Comemoramos hoje, 20 de Janeiro, mais um aniversário de assassinato do líder da independência de Cabo Verde (e da Guiné-Bissau), aquele que Challiand tinha considerado um “revolucionário par excellance.” Importa, por isso, fazer uma leitura sobre a interpretação do homem que foi Amílcar Cabral na actualidade sociopolítico ilhéu.

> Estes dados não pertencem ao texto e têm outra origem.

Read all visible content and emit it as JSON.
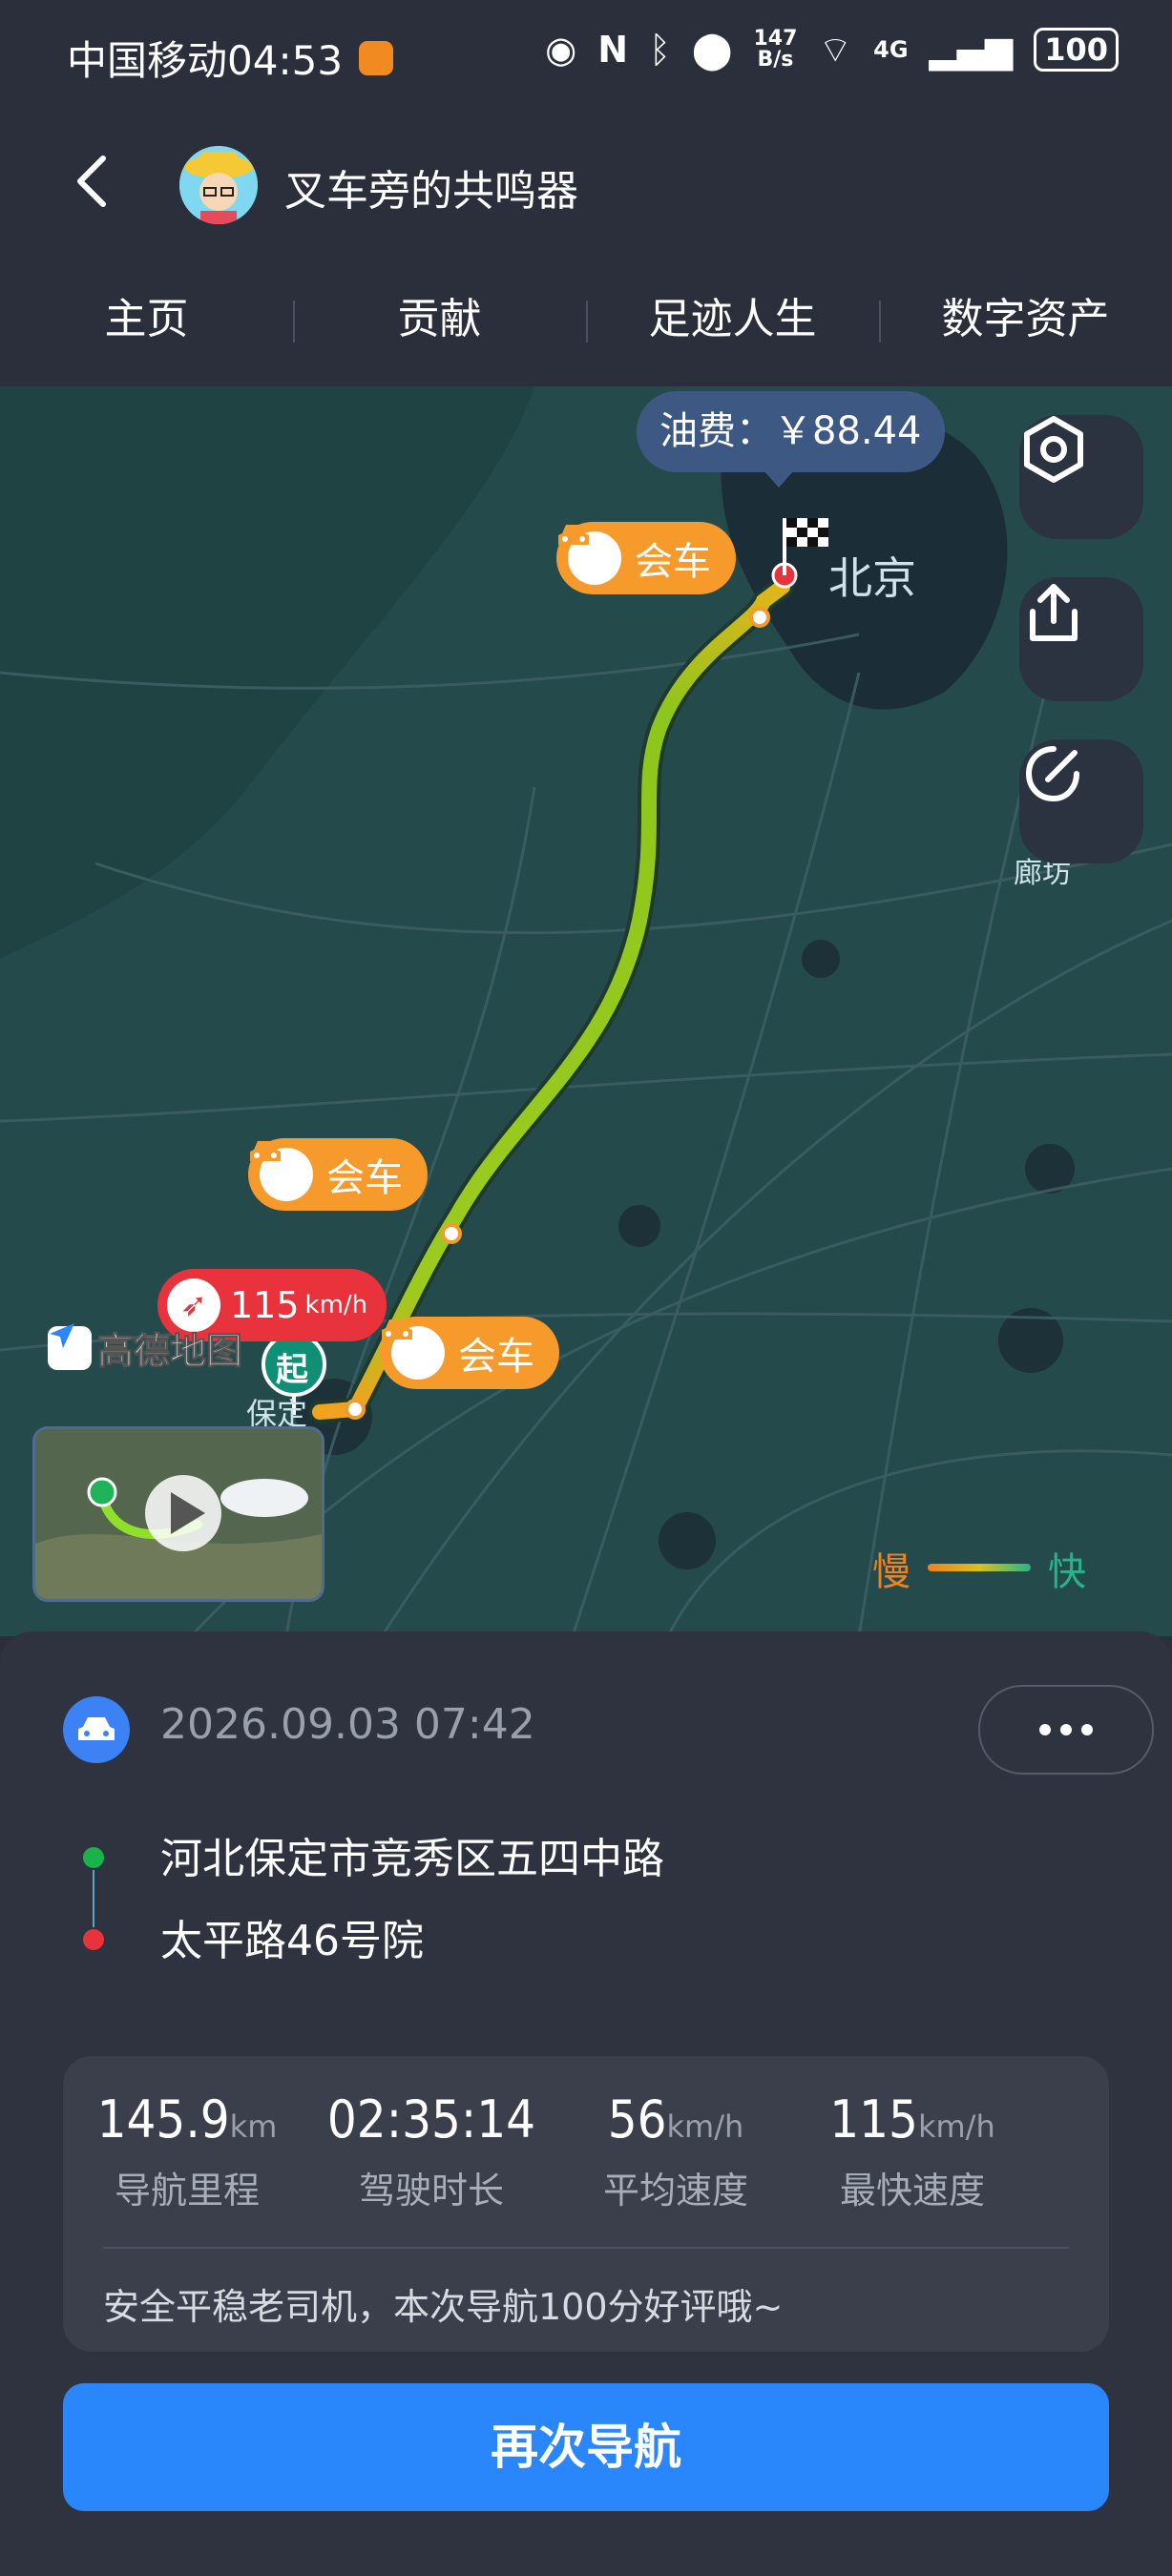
{
  "status_bar": {
    "carrier": "中国移动",
    "time": "04:53",
    "net_speed_top": "147",
    "net_speed_unit": "B/s",
    "network": "4G",
    "battery": "100"
  },
  "header": {
    "title": "叉车旁的共鸣器"
  },
  "tabs": [
    {
      "label": "主页"
    },
    {
      "label": "贡献"
    },
    {
      "label": "足迹人生"
    },
    {
      "label": "数字资产"
    }
  ],
  "map": {
    "fuel_label": "油费：￥88.44",
    "city_label": "北京",
    "langfang_label": "廊坊",
    "baoding_label": "保定",
    "start_marker": "起",
    "meet_label": "会车",
    "speed_badge_value": "115",
    "speed_badge_unit": "km/h",
    "logo_text": "高德地图",
    "legend_slow": "慢",
    "legend_fast": "快"
  },
  "trip": {
    "datetime": "2026.09.03 07:42",
    "start_address": "河北保定市竞秀区五四中路",
    "end_address": "太平路46号院"
  },
  "stats": [
    {
      "value": "145.9",
      "unit": "km",
      "label": "导航里程"
    },
    {
      "value": "02:35:14",
      "unit": "",
      "label": "驾驶时长"
    },
    {
      "value": "56",
      "unit": "km/h",
      "label": "平均速度"
    },
    {
      "value": "115",
      "unit": "km/h",
      "label": "最快速度"
    }
  ],
  "comment": "安全平稳老司机，本次导航100分好评哦~",
  "nav_button": "再次导航",
  "colors": {
    "background": "#2a2f3b",
    "accent": "#2a86fb",
    "meet_bubble": "#f59a2b",
    "speed_badge": "#e8323c",
    "start_dot": "#19b34a",
    "end_dot": "#e8323c"
  }
}
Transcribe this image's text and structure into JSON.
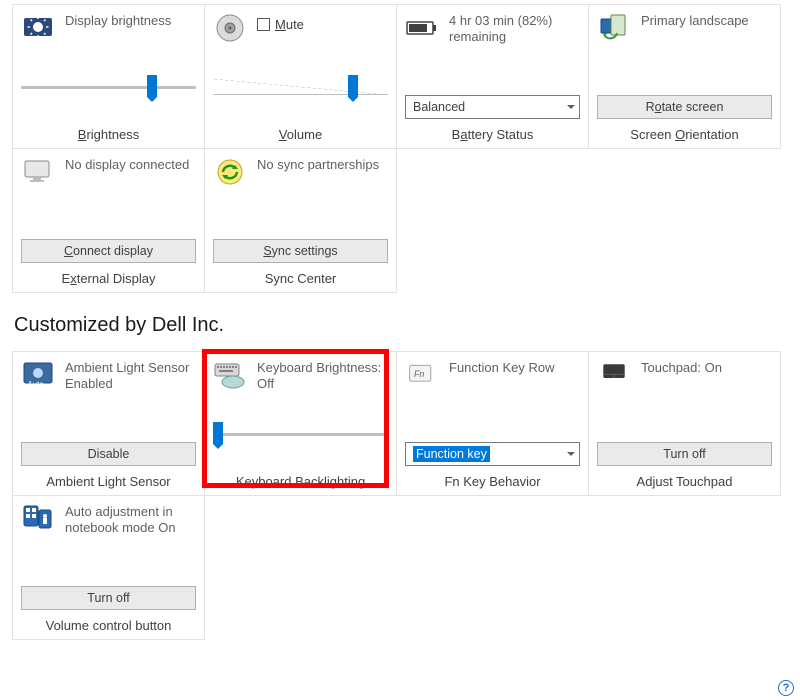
{
  "tiles_top": {
    "display_brightness": {
      "title": "Display brightness",
      "footer_pre": "B",
      "footer_post": "rightness",
      "slider_pct": 75
    },
    "volume": {
      "mute_accel": "M",
      "mute_post": "ute",
      "footer_pre": "V",
      "footer_post": "olume",
      "slider_pct": 80
    },
    "battery": {
      "title": "4 hr 03 min (82%) remaining",
      "select_value": "Balanced",
      "footer_pre1": "B",
      "footer_mid": "a",
      "footer_post1": "ttery Status"
    },
    "orientation": {
      "title": "Primary landscape",
      "button_pre": "R",
      "button_accel": "o",
      "button_post": "tate screen",
      "footer_pre": "Screen ",
      "footer_accel": "O",
      "footer_post": "rientation"
    },
    "external_display": {
      "title": "No display connected",
      "button_accel": "C",
      "button_post": "onnect display",
      "footer_pre": "E",
      "footer_accel": "x",
      "footer_post": "ternal Display"
    },
    "sync": {
      "title": "No sync partnerships",
      "button_accel": "S",
      "button_post": "ync settings",
      "footer": "Sync Center"
    }
  },
  "section_title": "Customized by Dell Inc.",
  "tiles_dell": {
    "ambient": {
      "title": "Ambient Light Sensor Enabled",
      "button": "Disable",
      "footer": "Ambient Light Sensor"
    },
    "keyboard": {
      "title": "Keyboard Brightness: Off",
      "slider_pct": 3,
      "footer": "Keyboard Backlighting"
    },
    "fnkey": {
      "title": "Function Key Row",
      "select_value": "Function key",
      "footer": "Fn Key Behavior"
    },
    "touchpad": {
      "title": "Touchpad: On",
      "button": "Turn off",
      "footer": "Adjust Touchpad"
    },
    "volume_ctrl": {
      "title": "Auto adjustment in notebook mode On",
      "button": "Turn off",
      "footer": "Volume control button"
    }
  },
  "help_glyph": "?"
}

Em função das minhas observações participantes, das várias e longas conversas e diálogos com pessoas de diferentes backgrounds sociais, e dos comentários que abundam na esfera virtual, julgo ser possível falar de três Amílcares Cabrais em Cabo Verde: enquanto Fraude; ícone e enquanto Teórico-ideólogo.

Começemos, então, pelo primeiro, o Amílcar Cabral enquanto fraude. Para alguns sectores sociais (incluindo algumas secções da intelligentsia ilhéu), Cabral representa tudo de errado que veio a acontecer no período pós-colonial. Influenciados, quiçá, pelas contínuas, permanentes e socialmente omnipresentes querelas partidárias pós-1991, e, tendo em conta que tem sido a mentalidade do PAICV sustentar a tese de continuidade às ideias e ideologias cabralianas. Muitos são os que encontram uma relação de causalidade directa entre Cabral e os males e erros políticos cometidos pelo regime monopartidário. Amílcar Cabral, assim, é tido como o autor moral dos usos e abusos do poder na pós-independência— da mesma maneira que Marx também já tinha sido acusado pelos excessos do regime de Estaline na antiga União Soviética. O Anti-PAICV, movido pelas questões político-partidárias, torna-se infantilmente um repelir doentio do contributo histórico e teórico de Amílcar Cabral. Daí a urgência de “des-PAICV-izar” Cabral! Até porque cada vez mais é o abismo entre o que foi professado e praticado pelo Cabral e as práticas de um grande número de dirigentes daquele partido. Posto isto Cabral, deve responder somente pelos actos cometidos até 20 de Janeiro de 1973. Ler tudo »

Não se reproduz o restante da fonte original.